- Published on
Crawler S3 with LakeFormation and CloudFormation
- Authors
- Name
- Ignacio G. Betegon
1. DataLake Overview
AWS Lakeformation is a service to rule over the data beyond the IAM roles. You can add permissions over data resources. This helps with more fine-grained permissions and adds an interface this helps with the data governance. Lakeformation has several layers of permissions: DataLake Settings
(Create database/Grantable permissions), Amdin users
, Datalake permissions
, Data locations.
2. Ymls's / y pics frontend
Note that all the yml extracts are supposed to be in the same file. And only the first one will contain the template version and the input parameters. We will split them for didactical reasons.

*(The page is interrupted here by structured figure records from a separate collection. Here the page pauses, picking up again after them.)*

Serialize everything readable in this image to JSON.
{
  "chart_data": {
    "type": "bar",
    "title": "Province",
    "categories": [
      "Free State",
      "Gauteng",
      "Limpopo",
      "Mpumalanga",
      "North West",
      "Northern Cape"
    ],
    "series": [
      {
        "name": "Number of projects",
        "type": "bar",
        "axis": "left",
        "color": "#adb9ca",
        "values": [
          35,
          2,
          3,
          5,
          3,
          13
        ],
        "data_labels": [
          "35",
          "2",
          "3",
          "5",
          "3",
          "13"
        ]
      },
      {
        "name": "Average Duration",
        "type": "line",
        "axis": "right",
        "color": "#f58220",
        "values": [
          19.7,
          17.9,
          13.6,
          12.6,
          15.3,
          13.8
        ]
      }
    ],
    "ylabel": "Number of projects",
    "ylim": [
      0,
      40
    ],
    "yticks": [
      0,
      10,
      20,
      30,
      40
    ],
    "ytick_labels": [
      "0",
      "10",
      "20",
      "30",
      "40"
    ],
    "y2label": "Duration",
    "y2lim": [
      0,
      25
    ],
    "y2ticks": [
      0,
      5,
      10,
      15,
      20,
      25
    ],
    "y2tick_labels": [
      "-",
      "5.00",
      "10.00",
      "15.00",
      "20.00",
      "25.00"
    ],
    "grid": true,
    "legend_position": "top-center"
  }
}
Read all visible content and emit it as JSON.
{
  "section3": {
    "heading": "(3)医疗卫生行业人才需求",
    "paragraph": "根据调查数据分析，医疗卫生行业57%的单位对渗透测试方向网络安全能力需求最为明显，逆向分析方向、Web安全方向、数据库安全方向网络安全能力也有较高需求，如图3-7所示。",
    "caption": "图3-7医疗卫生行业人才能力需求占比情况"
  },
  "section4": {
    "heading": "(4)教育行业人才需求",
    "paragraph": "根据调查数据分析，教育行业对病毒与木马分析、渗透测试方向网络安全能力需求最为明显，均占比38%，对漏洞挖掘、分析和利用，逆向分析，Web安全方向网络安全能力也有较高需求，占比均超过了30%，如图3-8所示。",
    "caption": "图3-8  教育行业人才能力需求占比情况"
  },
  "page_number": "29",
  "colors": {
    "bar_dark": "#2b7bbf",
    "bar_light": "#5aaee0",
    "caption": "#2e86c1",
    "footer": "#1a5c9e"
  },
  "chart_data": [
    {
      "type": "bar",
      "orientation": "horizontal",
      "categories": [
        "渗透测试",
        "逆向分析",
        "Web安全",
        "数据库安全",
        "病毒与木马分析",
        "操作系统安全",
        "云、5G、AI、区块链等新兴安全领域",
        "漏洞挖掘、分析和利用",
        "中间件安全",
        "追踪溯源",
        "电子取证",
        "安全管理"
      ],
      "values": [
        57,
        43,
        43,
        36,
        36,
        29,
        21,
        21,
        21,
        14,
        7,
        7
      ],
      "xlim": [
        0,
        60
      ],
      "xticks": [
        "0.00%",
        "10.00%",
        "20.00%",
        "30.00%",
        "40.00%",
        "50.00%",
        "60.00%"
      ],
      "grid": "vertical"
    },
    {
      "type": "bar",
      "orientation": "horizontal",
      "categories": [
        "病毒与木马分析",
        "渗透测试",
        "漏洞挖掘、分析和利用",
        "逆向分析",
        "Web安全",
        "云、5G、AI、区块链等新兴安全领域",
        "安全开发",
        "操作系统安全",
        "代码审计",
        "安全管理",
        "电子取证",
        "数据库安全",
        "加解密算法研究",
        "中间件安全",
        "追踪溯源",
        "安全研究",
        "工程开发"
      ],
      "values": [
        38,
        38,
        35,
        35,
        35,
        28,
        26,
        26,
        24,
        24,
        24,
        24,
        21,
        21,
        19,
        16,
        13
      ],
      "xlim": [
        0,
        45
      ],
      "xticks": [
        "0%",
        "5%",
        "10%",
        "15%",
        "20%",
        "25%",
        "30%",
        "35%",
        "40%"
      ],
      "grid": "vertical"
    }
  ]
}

AWSTemplateFormatVersion: 2010-09-09
Parameters:
CrawlerAppsRoleARN: # Your crawler role
Type: String
AppsMetricsDatabaseName: # Database to load your crawler results
Type: String
S3BucketArn: # Source bucket
Type: String
For some reason, we need to declare the database as datalake resource or error.
Resources:
DataLakeCrawlerResource:
Type: AWS::LakeFormation::Resource
Properties:
ResourceArn: !Ref S3BucketArn
RoleArn: !Ref CrawlerAppsRoleARN
UseServiceLinkedRole: true
Grating crawler role and deployment account role admin permissions. Note that database create permissions must be done manually. (I could not figure out how to do it with cloud formation. But in here it is stated It does not support updating the CreateDatabaseDefaultPermissions or CreateTableDefaultPermissions. Those permissions can only be edited in the DataLakeSettings resource via the API.
)
AdminDataLakeSettings:
Type: AWS::LakeFormation::DataLakeSettings
Properties:
Admins:
- DataLakePrincipalIdentifier: !Ref CrawlerAppsRoleARN
- DataLakePrincipalIdentifier: !Sub <Deployment Account ARN> # You will this if automatic deploying
- DataLakePrincipalIdentifier: !Sub <User Account ARN> # Account to use athena
TrustedResourceOwners:
- !Ref CrawlerAppsRoleARN
- !Sub <Deployment Account ARN> # You will this if automatic deploying
- !Sub <User Account ARN> # Account to use athena
Granting datalake data permissions. Both necessary for database and tables.
CrawlerLakeFormationPermissions:
Type: AWS::LakeFormation::Permissions
Properties:
DataLakePrincipal:
DataLakePrincipalIdentifier:
!Ref CrawlerAppsRoleARN
Permissions:
- "ALL"
Resource:
TableResource:
DatabaseName: !Ref AppsMetricsDatabaseName
TableWildcard: {}
DatabaseResource:
CatalogId: !Ref "AWS::AccountId"
Name: !Ref AppsMetricsDatabaseName
DependsOn: AdminDataLakeSettings
UI pic:
Granting s3 data permissions.
S3CrawlerLakeFormationPermissions:
Type: AWS::LakeFormation::Permissions
Properties:
DataLakePrincipal:
DataLakePrincipalIdentifier:
!Ref CrawlerAppsRoleARN
Permissions:
- "DATA_LOCATION_ACCESS"
Resource:
DataLocationResource:
S3Resource: !Ref S3BucketArn
DependsOn: DataLakeCrawlerResource
3. Difficulties
3.1. If using nested stacks, be careful during the rollback of your stacks. If you add data to a table or s3 bucket or change some permissions manually, the rollback might get stuck, and you will have to recreate the resources manually to be able to rollback the stack.
3.2. Template for database permissions and s3 location permissions is the same, but they are different things. Indeed, they have different permissions. This force you to create two resources of the same type, making this counterintuitive.
3.3. String is not an Arn.
3.4. DataLakePrincipalIdentifier only accepts specific arn's. So it is difficult to add permissions to dynamic roles automatically.
4. Who should use Lake formation?
Lake Formation in short bootstrap your account and offers an extra layer of governance over your data. This adds more control and accesibility (both permissions and reachability). But this adds more complexity when handling data since it needs to have LakeFormation approvals. This becomes specially very tedious when the resources are deployed automatically and/or nested stacks. As defined in 3.1. That is why, I reommend adding LakeFormation only if the data handling is totally separated from the operations team. Thus, Lakeformation would provide an easier interface for interacting with the data.